Due to the redevelopment's cost exceeding the land's resale value, according to an article from the U.S. Environmental Protection Agency's Federal Facilities Restoration and Reuse Office, and Owen negotiating an economic development conveyance, all of the land but for an existing golf course was transferred to the village at no cost.
Gathering Glenview's various agencies together - schools, park district, library, etc. - over "literally hundreds of meetings" during the process, Owen said, they first contemplated what to put there. Goals included stewardship of the land, fiscal responsibility, community use, creation of housing stock and optimizing economic opportunity, Owen recalled.

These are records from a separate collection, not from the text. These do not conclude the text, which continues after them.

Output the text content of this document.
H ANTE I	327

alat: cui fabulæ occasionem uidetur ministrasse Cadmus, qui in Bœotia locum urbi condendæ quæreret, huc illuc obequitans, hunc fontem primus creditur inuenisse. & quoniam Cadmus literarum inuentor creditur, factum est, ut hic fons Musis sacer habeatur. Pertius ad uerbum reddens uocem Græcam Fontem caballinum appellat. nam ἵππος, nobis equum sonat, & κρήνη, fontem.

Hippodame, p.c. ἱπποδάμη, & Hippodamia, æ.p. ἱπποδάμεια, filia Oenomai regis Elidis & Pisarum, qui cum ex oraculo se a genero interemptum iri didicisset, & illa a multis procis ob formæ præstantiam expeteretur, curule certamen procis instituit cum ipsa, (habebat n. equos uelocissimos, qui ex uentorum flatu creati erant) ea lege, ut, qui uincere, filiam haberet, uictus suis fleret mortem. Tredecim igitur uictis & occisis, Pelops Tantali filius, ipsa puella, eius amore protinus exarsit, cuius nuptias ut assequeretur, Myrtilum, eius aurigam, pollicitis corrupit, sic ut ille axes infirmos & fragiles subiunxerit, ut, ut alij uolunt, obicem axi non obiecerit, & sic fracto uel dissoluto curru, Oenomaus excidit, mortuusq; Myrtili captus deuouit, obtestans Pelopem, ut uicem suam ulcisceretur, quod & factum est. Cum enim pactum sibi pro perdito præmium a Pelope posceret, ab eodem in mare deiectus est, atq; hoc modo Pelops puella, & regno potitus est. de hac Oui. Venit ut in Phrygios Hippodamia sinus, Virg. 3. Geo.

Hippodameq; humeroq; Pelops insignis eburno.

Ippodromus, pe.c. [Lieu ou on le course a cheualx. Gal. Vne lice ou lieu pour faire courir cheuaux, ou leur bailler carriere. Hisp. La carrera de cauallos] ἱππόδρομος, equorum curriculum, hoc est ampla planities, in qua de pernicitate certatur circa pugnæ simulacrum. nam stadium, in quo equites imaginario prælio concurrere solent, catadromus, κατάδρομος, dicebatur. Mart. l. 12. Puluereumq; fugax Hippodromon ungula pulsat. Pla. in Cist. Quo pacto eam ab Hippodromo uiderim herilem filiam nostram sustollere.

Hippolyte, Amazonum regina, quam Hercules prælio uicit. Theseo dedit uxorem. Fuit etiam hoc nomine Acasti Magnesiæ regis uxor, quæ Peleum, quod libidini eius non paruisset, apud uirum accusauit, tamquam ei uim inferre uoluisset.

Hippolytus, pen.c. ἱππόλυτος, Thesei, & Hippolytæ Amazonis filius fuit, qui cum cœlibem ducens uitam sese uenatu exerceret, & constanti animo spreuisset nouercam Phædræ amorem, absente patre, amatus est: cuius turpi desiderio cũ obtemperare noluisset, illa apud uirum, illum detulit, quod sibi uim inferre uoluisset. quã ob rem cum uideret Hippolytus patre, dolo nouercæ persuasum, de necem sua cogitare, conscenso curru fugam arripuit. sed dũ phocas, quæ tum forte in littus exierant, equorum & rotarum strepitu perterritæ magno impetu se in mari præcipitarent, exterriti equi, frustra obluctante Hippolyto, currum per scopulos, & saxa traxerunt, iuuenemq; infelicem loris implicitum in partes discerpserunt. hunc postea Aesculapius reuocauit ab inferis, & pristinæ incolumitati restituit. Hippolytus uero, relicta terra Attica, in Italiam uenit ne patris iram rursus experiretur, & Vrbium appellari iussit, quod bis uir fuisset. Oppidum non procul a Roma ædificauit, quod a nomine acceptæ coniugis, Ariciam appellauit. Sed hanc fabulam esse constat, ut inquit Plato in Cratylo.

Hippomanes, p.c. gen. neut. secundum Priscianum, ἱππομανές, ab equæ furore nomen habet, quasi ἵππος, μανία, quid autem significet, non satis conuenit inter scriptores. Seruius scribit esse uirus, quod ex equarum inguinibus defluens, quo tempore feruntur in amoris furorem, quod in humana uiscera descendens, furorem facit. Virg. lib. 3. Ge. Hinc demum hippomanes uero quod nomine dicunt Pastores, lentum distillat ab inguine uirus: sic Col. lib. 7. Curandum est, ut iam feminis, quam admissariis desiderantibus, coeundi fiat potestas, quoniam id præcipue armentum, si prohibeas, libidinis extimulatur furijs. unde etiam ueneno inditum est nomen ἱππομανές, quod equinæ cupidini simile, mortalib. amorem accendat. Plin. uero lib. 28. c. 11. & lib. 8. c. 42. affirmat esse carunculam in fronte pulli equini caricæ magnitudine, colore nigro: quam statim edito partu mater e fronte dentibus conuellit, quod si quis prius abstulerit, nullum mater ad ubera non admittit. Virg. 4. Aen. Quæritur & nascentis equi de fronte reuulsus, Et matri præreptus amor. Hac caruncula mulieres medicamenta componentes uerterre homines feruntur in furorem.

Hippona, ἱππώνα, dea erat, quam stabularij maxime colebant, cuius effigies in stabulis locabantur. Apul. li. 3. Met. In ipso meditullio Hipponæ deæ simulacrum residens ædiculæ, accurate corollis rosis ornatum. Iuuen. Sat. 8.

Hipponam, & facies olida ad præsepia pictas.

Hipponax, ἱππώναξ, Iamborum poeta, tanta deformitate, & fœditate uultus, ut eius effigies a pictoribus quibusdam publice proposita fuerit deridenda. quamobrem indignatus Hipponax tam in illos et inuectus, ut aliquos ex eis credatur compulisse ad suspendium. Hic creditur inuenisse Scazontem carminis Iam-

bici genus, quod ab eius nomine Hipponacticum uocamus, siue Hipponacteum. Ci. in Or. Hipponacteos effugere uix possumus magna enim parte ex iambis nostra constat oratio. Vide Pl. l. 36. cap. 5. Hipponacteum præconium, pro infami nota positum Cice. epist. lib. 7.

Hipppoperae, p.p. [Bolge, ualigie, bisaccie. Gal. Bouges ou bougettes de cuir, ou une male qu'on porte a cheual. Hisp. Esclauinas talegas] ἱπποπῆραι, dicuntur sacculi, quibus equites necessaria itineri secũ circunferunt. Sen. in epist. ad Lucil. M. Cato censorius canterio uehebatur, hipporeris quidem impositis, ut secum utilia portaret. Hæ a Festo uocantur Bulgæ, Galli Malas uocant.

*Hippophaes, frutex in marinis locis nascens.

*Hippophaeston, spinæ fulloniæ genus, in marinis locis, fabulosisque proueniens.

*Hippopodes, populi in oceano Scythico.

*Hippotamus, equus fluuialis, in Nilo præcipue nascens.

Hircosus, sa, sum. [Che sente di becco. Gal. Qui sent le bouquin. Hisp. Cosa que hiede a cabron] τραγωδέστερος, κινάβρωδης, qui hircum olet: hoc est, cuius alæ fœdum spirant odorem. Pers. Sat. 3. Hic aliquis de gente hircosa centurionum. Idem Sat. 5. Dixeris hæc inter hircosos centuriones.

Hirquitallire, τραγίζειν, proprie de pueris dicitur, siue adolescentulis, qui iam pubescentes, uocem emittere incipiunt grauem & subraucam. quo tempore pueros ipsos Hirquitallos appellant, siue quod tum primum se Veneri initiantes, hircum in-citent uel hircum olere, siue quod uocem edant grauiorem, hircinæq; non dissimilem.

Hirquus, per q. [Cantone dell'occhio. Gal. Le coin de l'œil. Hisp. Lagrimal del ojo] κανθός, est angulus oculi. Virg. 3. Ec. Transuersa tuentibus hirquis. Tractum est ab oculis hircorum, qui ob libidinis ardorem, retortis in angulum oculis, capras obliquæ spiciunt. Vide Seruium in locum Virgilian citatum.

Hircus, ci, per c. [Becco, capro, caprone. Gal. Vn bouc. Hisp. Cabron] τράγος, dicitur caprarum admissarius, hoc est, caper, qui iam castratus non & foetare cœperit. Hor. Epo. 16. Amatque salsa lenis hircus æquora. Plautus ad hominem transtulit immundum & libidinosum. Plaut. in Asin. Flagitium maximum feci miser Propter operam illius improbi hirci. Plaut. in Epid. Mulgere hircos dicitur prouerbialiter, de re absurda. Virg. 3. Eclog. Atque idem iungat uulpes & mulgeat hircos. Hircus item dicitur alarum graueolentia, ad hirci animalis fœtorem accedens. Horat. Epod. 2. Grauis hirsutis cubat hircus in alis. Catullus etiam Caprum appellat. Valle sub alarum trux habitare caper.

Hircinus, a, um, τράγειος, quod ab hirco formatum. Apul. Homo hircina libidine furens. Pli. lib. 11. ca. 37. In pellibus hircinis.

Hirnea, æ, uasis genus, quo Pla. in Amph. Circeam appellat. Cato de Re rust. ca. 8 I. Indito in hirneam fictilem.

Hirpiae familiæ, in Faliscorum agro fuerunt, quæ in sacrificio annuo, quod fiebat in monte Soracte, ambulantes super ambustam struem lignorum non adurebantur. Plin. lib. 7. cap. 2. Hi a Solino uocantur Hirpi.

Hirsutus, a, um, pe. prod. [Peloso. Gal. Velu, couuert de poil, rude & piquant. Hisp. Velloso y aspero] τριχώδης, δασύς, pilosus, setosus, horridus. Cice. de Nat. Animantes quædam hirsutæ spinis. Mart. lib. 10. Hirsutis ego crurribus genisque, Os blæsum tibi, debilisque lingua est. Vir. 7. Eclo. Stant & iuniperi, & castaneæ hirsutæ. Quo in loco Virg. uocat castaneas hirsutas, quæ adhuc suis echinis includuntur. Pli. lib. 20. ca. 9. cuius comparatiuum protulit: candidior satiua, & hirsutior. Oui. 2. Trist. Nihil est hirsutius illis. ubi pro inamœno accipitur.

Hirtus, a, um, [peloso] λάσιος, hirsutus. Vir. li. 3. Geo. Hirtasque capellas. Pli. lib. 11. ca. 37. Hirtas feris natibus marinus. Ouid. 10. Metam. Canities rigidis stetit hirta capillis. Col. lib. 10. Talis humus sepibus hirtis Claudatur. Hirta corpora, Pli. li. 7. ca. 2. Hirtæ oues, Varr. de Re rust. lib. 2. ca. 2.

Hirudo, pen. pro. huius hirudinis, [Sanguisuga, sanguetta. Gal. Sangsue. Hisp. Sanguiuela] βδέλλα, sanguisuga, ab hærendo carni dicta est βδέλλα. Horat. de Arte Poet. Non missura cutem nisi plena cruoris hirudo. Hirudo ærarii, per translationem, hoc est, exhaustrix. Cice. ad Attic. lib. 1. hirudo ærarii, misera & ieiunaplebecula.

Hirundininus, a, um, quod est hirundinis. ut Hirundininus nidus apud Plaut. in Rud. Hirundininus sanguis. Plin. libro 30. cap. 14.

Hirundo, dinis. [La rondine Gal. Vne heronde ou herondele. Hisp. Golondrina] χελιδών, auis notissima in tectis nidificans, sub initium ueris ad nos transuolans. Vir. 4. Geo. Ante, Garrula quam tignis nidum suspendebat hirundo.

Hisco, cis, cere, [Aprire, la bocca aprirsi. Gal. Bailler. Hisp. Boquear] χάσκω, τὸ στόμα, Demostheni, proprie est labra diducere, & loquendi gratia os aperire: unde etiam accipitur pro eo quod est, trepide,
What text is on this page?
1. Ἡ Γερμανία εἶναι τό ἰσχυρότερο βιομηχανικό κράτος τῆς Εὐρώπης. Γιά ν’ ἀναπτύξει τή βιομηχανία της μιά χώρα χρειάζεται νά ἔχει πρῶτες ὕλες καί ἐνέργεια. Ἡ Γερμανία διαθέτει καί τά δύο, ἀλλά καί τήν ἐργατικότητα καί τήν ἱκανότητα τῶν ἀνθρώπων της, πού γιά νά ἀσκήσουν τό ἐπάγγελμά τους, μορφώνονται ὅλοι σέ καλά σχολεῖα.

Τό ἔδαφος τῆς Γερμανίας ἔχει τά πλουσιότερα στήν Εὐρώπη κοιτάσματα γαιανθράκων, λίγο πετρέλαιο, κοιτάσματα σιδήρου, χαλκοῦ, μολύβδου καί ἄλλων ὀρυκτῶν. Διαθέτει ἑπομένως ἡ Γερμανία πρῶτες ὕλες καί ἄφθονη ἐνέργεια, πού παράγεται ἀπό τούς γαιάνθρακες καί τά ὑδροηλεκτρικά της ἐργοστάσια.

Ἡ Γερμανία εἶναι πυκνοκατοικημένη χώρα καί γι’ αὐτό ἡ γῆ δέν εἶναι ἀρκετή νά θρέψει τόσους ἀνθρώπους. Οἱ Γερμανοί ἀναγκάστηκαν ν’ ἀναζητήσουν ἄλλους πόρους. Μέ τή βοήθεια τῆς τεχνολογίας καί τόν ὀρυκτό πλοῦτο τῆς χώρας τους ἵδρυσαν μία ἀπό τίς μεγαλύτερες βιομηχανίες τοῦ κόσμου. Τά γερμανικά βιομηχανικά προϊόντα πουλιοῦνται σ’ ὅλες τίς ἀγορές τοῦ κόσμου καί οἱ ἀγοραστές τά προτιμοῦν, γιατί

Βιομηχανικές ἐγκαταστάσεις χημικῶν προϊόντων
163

Federal prisons were among the uses considered for shuttered military bases, but that option was quickly dismissed in Glenview. With O'Hare and the Chicago Executive Airport (formerly Palwaukee) nearby, keeping the base an airport was redundant. Sports facilities - like a Bears training camp - were discussed and discarded.
When the base closed, job creation was a national agenda, Owen said. Combine that with Glenview being primarily a residential community, and a mixed-use plan got the nod.
As of October 2017, there were more than 1 million square feet devoted to retail or commercial use, another million for the Prairie Glen Corporate Campus, plus the 142-acre Gallery Park and 180-acre Glen Club golf course.
There were 696 single-family homes, 676 senior housing units, 938 multifamily housing units, a new Metra station, Police Department headquarters, Fire Station No. 14, the Attea Middle School, a post office and a new Park District Community Center, among other components.
Of the 300 acres of runways, six airplane hangars and some 100 buildings, little remains. The 1929 Curtiss-Reynolds Hangar One, on the National Register of Historic Places, was repurposed for use in The Glen Town Center. An Army hangar was converted to the Northeastern Illinois Public Safety Training Academy on Patriot Boulevard. A former Navy chapel is now the Park District's Richard A. Schram Memorial Museum in Chapel Crossing at The Glen.
"Very few things were saved," Owen said. "We used to joke around and say we performed a 'basectomy.'"
When a project's total cost exceeds $800 million, humor comes at a premium. As does a TIF.
Owen notes that tax-increment financing is a three-letter acronym but often a four-letter word to school districts. That's because for up to 23 years a development can receive property taxes for its costs, rather than those taxes going to schools and other jurisdictions such as parks and libraries.
The village wasn't keen on that. It worked to draft and pass Illinois' Economic Development Project Area Tax Increment Allocation Act of 1995. It granted military bases in Illinois over 500 acres to automatically qualify for a TIF while also allowing "make-whole" payments to jurisdictions, such as Glenview school districts 30, 34 and 225.
Of the overall estimated $529 million in property taxes collected by the TIF, $300 million will have been distributed to core jurisdictions during the development to help cover the new costs of serving The Glen. Once the TIF sunsets in 2022, The Glen will contribute an annual $33 million to the normal property tax rolls.
Based on private-sector investments, the beneficial legislation and eventual sales of amenities - the property was also developed in five phases, south to north, to weather economic fluctuation - the project has basically paid for itself.
"TIF went back to a three-letter word," Owen said.
The Glen started marketing properties in 1998 and sold its first in 1999, in Kimball Hill Homes' Chapel Crossing at The Glen.
Since then pristine prairie mingles happily with the Kohl Children's Museum, the Willow Creek Church, the fireworks at Gallery Park and a community Owen believes is very satisfied.
"Ultimately, I think they've embraced the result," he said.
"It's an international model, certainly a national model, and anybody in the base closure business knows about Glenview."